Last year we saw Rea have a number of high profile and highly costly crashes on the front end. As a result, Showa offered Kawasaki a major upgrade with their suspension. The biggest change was that the front fork is now more progressive with how it travels to the bottom of the stroke. For Rea, this has allowed him to be in a position to battle harder on the brakes without the fear of the front folding. Finding small areas of improvement in stability has helped the six-time Champion. Kawasaki also spent a lot of time working on rear stability with various swingarms during the winter to find the optimum solution to allow them to be more competitive on softer compound tyres.
“At the end of the day, you need to find the balance between the stability and turning, and this is what we always try to do, and it depends on the track. I’ve been working a lot this winter with Kawasaki, trying to understand that with a different track character and layout, you can use a base set-up and a different one. So, two set-ups. As I say, winter is winter and it’s cold. In the cold, everything is working well because the grip is there. Now the real battle is coming with hotter weather in the first races, and then we will still be understanding what we’ve been doing for wintertime.”
TRACK WALK: a time to build relationships
Last time out, Race 2 in Estoril, Rea made his 350th WorldSBK start. With a career now spanning fifteen seasons on the world stage there are very few lessons that the Kawasaki rider needs to learn about the circuits but there are always lessons for Rea and Riba to learn from analysing how they work and how they analyse their performance.

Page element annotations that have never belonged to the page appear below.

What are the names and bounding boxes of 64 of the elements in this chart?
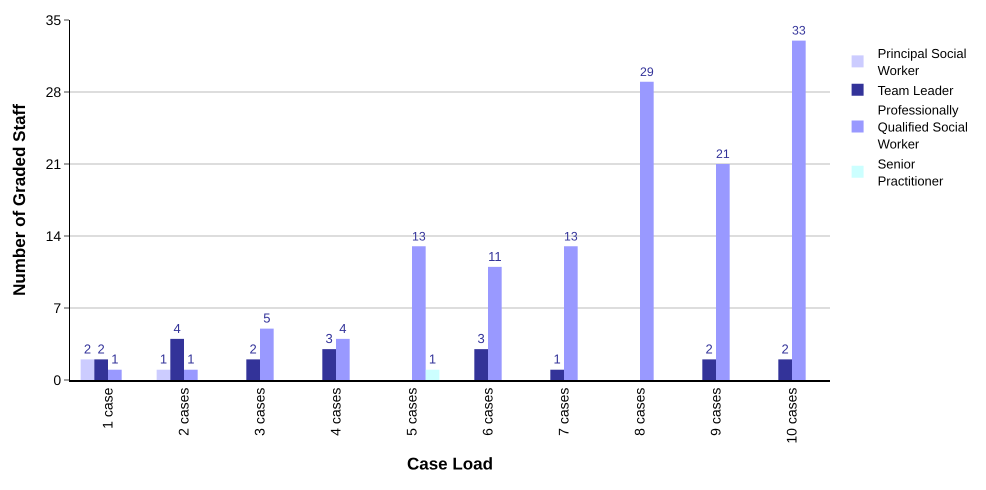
data-label: 2 <box>250 341 257 356</box>
x-tick-label: 1 case <box>100 387 116 429</box>
bar <box>412 246 426 380</box>
bar <box>488 266 502 380</box>
data-label: 3 <box>478 331 485 346</box>
y-tick-label: 14 <box>46 228 62 244</box>
y-tick-label: 7 <box>53 300 62 316</box>
x-tick-label: 5 cases <box>404 388 420 436</box>
bar <box>792 40 806 380</box>
data-label: 2 <box>706 341 713 356</box>
bar <box>474 349 488 380</box>
x-tick-label: 2 cases <box>176 388 192 436</box>
x-tick-label: 9 cases <box>708 388 724 436</box>
y-tick-label: 28 <box>46 84 62 100</box>
data-label: 13 <box>412 229 426 244</box>
x-tick-label: 8 cases <box>632 388 648 436</box>
data-label: 1 <box>554 352 561 367</box>
bar <box>246 359 260 380</box>
legend-label: Principal Social Worker <box>878 46 967 78</box>
legend-label: Team Leader <box>878 82 954 98</box>
legend-label: Professionally Qualified Social Worker <box>878 102 968 152</box>
data-label: 2 <box>84 341 92 356</box>
data-label: 5 <box>263 310 270 326</box>
x-tick-label: 7 cases <box>556 388 572 436</box>
bar <box>426 370 440 380</box>
bar <box>716 164 730 380</box>
legend-label: Senior Practitioner <box>878 156 944 188</box>
data-label: 1 <box>187 352 194 367</box>
data-label: 1 <box>428 352 436 367</box>
bar <box>778 359 792 380</box>
bar <box>170 338 184 380</box>
data-label: 33 <box>792 24 806 38</box>
data-label: 29 <box>640 64 654 79</box>
data-label: 4 <box>339 320 346 336</box>
bar <box>80 359 94 380</box>
y-tick-label: 21 <box>46 156 62 172</box>
bar <box>702 359 716 380</box>
data-label: 2 <box>98 341 105 356</box>
data-label: 11 <box>488 248 502 264</box>
x-tick-label: 10 cases <box>784 388 800 444</box>
data-label: 1 <box>160 352 168 367</box>
bar <box>94 359 108 380</box>
bar <box>322 349 336 380</box>
bar <box>550 370 564 380</box>
data-label: 1 <box>111 352 118 367</box>
bar <box>156 370 170 380</box>
data-label: 3 <box>326 331 333 346</box>
y-tick-label: 35 <box>46 12 62 28</box>
bar <box>184 370 198 380</box>
x-tick-label: 4 cases <box>328 388 344 436</box>
bar <box>260 328 274 380</box>
bar <box>640 82 654 380</box>
bar <box>108 370 122 380</box>
bar <box>336 338 350 380</box>
y-axis-title: Number of Graded Staff <box>10 104 30 296</box>
y-tick-label: 0 <box>53 372 62 388</box>
data-label: 2 <box>782 341 789 356</box>
data-label: 13 <box>564 229 578 244</box>
x-axis-title: Case Load <box>407 454 493 474</box>
data-label: 4 <box>174 320 181 336</box>
data-label: 21 <box>716 147 730 162</box>
x-tick-label: 3 cases <box>252 388 268 436</box>
bar <box>564 246 578 380</box>
x-tick-label: 6 cases <box>480 388 496 436</box>
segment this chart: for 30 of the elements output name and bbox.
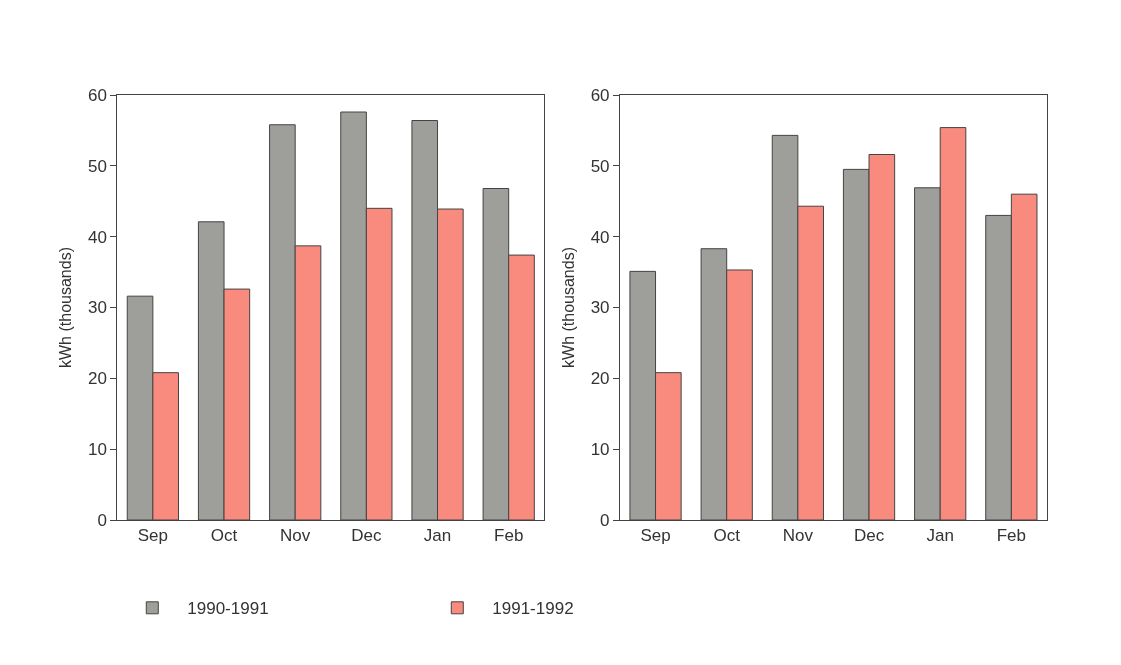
x-tick-label: Jan (423, 526, 452, 546)
y-tick-label: 50 (590, 156, 610, 176)
y-tick-label: 60 (590, 85, 610, 105)
x-tick-label: Nov (280, 526, 311, 546)
y-tick-label: 20 (87, 369, 107, 389)
x-tick-label: Nov (782, 526, 814, 546)
x-tick-label: Dec (853, 526, 885, 546)
y-tick-label: 40 (590, 227, 610, 247)
y-tick-label: 10 (590, 440, 610, 460)
x-tick-label: Sep (640, 526, 671, 546)
legend-label: 1991-1992 (492, 599, 574, 619)
x-tick-label: Dec (351, 526, 382, 546)
x-tick-label: Oct (713, 526, 741, 546)
y-tick-label: 60 (87, 85, 107, 105)
x-tick-label: Sep (137, 526, 168, 546)
x-tick-label: Feb (494, 526, 524, 546)
y-tick-label: 50 (87, 156, 107, 176)
y-tick-label: 0 (97, 510, 107, 530)
x-tick-label: Feb (996, 526, 1027, 546)
y-axis-title: kWh (thousands) (559, 247, 577, 368)
y-tick-label: 30 (590, 298, 610, 318)
x-tick-label: Jan (926, 526, 954, 546)
y-tick-label: 30 (87, 298, 107, 318)
y-tick-label: 0 (600, 510, 610, 530)
legend-label: 1990-1991 (187, 599, 269, 619)
y-tick-label: 40 (87, 227, 107, 247)
y-tick-label: 20 (590, 369, 610, 389)
x-tick-label: Oct (210, 526, 238, 546)
y-tick-label: 10 (87, 440, 107, 460)
y-axis-title: kWh (thousands) (56, 247, 74, 368)
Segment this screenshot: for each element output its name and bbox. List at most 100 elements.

“We do a track walk at every round but Jonny knows all of the tracks very well so when we do this, we don’t talk each corner and how to ride there because we know them very well. When we walk the track as a team it’s more important for us to have fun and relax. We spend time with the data guys, the electronics guys, engineers, suspension technicians and this is the most important thing. More than the technical part. We don’t need to walk the track to know how we should ride at one corner or sector.”
It’s often overlooked in the success that Rea has had but for over ten years, Riba has kept his group of mechanics and engineers together by building these relationships with riders such as Joan Lascorz and Loris Baz before “Team 65” was created.
FROM THE GARAGE: a rider’s eye view
Whilst Riba is mostly known for his successful transition to crew chief, he was a successful rider in his own right. A race winner in WorldSSP, a British Supersport front runner and a former MotoGP™ rider, his talent allowed him overcome a late start in racing to become a factory test rider before switching to his role as crew chief. The role is often seen as a very technical role but, in an ideal world, it’s a management role. One where people skills are as important as technical skills. Organising the work plan for a team and getting the boxes ticked is critical and the human element is important to Riba who tries to learn lessons at any opportunity.
“Every person is different in life. My experiences have taught me a lot and my time with Jonny has given me some lessons. I love racing and I’m very passionate about it, but I’m also the kind of person who wants to learn something new every day. I think racing is experience. People in racing are so clever but without time they can’t help and improve. They need time. Every rider I’ve worked with has given me a different point of view. They all have different ways to ride the bike. Year-by-year, I feel more confident with myself but I’m still learning how to approach different situations.”